The “family glitch” calculates the affordability of an employer-sponsored health insurance plan based on the cost for the employee, not additional family members. An article published in April 2022 on healthinsurance.org estimated that the cost of health insurance for a family covered by an employer-sponsored plan could end up being 25% or more of the household’s income, even if the plan was considered affordable (less than 9.61% of the household’s income) for the employee alone. Almost half of the people impacted by the family glitch are children.

The family glitch was allowed to stand in 2013 partly because of concerns that resolving the issue could push more people off employer-sponsored plans and onto marketplace qualified health plans, ultimately raising the cost of subsidies. Since then, several attempts have been made to fix the issue, which affects around five million Americans. The most recent attempt was an executive order issued by President Biden soon after taking office in January 2021. The Office of Management and Budget has been reviewing regulatory changes proposed by the Treasury Department and IRS, details of which were published in April 2022. 

These regulatory changes would alter the way health insurance exchanges calculate a family’s eligibility for subsidies when the family has access to an employer-sponsored health insurance plan. If the changes go into effect in 2023 as proposed, audits of the 2023 fiscal year will need to account for the new regulations and potentially conduct different testing protocols for different parts of the year. 

Our team is closely following these proposed changes to help ensure our clients are prepared to follow the new regulations. Earlier this week, we attended a public hearing held by the Treasury Department, where representatives of various groups spoke in support of, or in opposition to the proposed regulatory change. Supporters noted that families with plans that offer expensive coverage for dependents would benefit from this change through reduced costs and more coverage options, including provider networks that may more closely align with the family members’ needs. Those in favor of the change anticipate that families with children would see the most benefit. 

Those opposed to the change expressed that due to the way the law is currently written, they do not see the regulatory flexibility for the administration to make this change through administrative action. Additionally, concerns were raised that families covered by multiple health insurance plans could be faced with higher out-of-pocket-costs due to having separate deductibles that must be met on an annual basis. Lastly, not all families that have unaffordable insurance would see financial relief under this proposal. 
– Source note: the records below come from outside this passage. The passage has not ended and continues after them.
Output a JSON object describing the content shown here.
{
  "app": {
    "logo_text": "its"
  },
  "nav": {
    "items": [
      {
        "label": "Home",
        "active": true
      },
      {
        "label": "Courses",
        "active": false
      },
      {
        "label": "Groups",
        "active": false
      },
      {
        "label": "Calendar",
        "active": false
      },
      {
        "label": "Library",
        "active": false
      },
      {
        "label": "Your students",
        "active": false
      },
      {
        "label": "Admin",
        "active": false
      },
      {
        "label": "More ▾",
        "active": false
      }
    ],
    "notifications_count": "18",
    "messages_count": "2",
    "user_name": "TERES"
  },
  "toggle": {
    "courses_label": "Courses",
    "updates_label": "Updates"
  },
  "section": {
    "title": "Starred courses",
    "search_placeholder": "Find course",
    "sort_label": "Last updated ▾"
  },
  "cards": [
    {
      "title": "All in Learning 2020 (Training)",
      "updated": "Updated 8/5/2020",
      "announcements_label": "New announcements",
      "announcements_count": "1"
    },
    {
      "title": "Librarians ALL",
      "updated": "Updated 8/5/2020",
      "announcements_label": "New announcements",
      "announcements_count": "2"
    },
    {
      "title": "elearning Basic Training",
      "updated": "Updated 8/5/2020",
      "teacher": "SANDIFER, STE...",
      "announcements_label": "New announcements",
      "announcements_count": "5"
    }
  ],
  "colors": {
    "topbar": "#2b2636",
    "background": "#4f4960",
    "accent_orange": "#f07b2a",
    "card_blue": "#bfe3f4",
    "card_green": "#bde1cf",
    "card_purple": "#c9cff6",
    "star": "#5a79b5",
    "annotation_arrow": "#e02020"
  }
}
The Treasury Department is expected to announce its decision in time for open enrollment for plan year 2023 which is scheduled to begin on November 1, 2022. Our team will continue to monitor the situation closely and provide updates on how the changes may impact our clients. 

For more information

If you have more questions or have a specific question about your situation, please reach out to us. There is more information to consider when evaluating the effects these changes will have on the landscape of healthcare access and affordability, and we’re here to help.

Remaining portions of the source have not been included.